Son, en otras palabras, ideas falsas que se apoyan en un sistema de creencias
creado mediante métodos engañosos por
grupos de poder –bien sean políticos, económicos o religiosos- a nivel mundial.
Estas mentiras,
disfrazadas de verdades, contaminan el debate en torno a infinidad de temas
tales como: Estado, dinero, jerarquía, familia, naturaleza humana, vivienda, trabajo,
educación, sanidad, derechos humanos y un largo etc.
Pongamos un ejemplo: La
mayoría de la población asume y da por hecho que el mundo tiene que estar
jerarquizado, organizado en estados y con una economía basada en un sistema
monetario. ¿Y por qué? Pues sencillamente porque alguien lo ha querido así y,
además, no se le ha ocurrido nada mejor (para él, claro)
Pues no es verdad. El
mundo no tiene por qué estar jerarquizado ni organizado en estados y mucho
menos abocado a una economía basada en un sistema monetario. Seguro que cada
uno de nosotros podríamos organizar el mundo de muy diferente manera, si no
fuera porque se nos ha enseñado que la primera opción, y única, es la políticamente
correcta y la segunda –la que sea- una idea descabellada, y eso sin ni siquiera
saber cuál es esa segunda opción.
En nuestra
sociedad actual, a nivel global, nos encontramos con diferentes tipos de
personas que, aunque tienen vidas y circunstancias muy dispares, tienen las
mismas inquietudes y comportamientos.
Imaginemos
la vida de un agricultor de un pequeño pueblo; un ama de casa de una gran
ciudad; un empresario que da trabajo a más de 500 personas; un guerrillero de
las FARC; un joven estudiante de ingeniería; un yihadista islámico; un músico
de orquesta; un pastor masái y un ejecutivo de banca, entre otros.
Pues
bien. Entre ellos, es casi seguro que un abismo de ideas les separa. Sin
embargo, más allá de los conflictos sociales, económicos y psicológicos
concretos de cada uno, todos tienen preocupaciones y comportamientos similares:
el temor por la situación económica personal; el miedo al incierto futuro, a
sentirse infravalorado o reprimido, a la soledad; indudablemente el miedo al
fracaso o simplemente miedo en general y, por supuesto, el anhelo y fuerte deseo por relacionarse mejor con los
demás y por sentirse querido y valorado por otros miembros de su comunidad.
También,
de la misma manera, todos reaccionamos prácticamente igual ante el menosprecio,
somos críticos mentalmente con los demás y con nosotros mismos, no nos gusta
reconocer que somos rencorosos y nos cuesta muchísimo mostrar nuestros
defectos. Estos, entre otros, son algunos aspectos comunes que, generación tras
generación, hemos ido aprendiendo unos de otros hasta llegar a la situación
actual.
En
fin. Una y otra vez, observamos que las similitudes entre los seres humanos son
cada día infinitamente mayores que las diferencias. Nos estamos uniformando.

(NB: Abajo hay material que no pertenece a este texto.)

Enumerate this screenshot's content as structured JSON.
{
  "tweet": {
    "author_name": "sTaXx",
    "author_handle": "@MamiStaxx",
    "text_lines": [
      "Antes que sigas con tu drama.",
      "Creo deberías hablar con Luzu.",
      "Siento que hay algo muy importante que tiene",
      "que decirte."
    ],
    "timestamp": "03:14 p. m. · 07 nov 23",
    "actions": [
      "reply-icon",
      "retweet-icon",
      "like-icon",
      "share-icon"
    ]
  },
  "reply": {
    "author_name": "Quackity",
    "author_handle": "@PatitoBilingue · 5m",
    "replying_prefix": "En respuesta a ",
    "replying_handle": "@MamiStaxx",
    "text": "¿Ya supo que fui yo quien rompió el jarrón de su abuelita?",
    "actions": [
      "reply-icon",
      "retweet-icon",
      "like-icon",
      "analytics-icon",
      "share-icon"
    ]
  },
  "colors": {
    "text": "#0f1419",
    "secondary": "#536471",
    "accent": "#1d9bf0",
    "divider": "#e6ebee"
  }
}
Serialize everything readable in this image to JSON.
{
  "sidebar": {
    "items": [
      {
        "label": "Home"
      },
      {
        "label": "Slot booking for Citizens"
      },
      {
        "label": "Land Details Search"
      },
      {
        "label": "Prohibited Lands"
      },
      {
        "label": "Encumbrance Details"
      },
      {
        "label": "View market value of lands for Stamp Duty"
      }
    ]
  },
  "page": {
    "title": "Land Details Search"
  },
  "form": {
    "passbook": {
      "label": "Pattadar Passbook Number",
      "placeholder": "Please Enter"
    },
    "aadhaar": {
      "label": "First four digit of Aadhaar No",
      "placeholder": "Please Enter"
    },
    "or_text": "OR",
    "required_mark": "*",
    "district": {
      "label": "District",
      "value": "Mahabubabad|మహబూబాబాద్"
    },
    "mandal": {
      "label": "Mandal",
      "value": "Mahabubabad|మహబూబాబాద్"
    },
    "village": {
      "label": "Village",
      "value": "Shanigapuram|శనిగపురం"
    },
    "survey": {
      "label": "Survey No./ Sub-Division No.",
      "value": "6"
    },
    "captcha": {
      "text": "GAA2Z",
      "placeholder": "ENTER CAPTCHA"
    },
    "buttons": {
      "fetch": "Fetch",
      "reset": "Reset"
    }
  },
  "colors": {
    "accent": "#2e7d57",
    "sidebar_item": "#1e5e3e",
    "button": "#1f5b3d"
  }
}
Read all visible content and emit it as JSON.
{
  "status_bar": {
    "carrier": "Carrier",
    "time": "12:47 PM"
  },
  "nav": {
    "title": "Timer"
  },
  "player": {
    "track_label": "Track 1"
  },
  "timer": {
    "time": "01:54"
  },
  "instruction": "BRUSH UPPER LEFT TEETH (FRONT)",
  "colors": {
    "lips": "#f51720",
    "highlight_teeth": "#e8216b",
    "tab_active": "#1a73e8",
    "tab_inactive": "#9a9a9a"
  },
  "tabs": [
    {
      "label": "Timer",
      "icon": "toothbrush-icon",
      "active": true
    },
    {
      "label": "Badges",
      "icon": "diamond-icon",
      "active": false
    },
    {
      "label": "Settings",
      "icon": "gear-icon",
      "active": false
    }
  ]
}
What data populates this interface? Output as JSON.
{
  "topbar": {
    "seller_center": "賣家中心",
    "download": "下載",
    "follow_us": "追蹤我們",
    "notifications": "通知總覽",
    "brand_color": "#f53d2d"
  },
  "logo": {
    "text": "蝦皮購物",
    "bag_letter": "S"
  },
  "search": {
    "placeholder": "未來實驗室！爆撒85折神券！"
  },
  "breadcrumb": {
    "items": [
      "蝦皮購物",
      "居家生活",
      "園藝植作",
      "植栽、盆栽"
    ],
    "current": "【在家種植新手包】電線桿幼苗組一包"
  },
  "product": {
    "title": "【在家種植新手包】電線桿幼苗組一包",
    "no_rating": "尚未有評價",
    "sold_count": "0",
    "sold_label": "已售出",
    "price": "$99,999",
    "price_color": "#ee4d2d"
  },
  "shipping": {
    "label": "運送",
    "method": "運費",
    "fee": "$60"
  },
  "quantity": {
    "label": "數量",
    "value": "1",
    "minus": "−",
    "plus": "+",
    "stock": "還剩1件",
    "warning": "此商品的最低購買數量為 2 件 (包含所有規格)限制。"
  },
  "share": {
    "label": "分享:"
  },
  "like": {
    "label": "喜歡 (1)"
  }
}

Todos queremos ser únicos, ser especiales y destacar de entre nuestros
congéneres.
Y en lo que se refiere a
los países más desarrollados las diferencias ya son prácticamente nulas: casi todos
estamos pillados con la TV, el móvil, la hipoteca, el coche, las vacaciones, la
ropa, el futbol, etc., que hacen de nosotros verdaderas fotocopias unos de
otros, dado que de lo que se trata es de imitar comportamientos.
Pero, en nuestras
sociedades modernas, todas estas cosas que nos parecen tan importantes para
nosotros, no son más que mentiras, o lo que es lo mismo “falsas
verdades” que lo único que están haciendo es anular nuestro verdadero potencial
creativo. Si seguimos por este camino llegaremos a un grado de estupidez tal,
que probablemente una minoría dispondrá a su antojo de nuestras vidas. Y mi
pregunta es: ¿esto no está ocurriendo ya?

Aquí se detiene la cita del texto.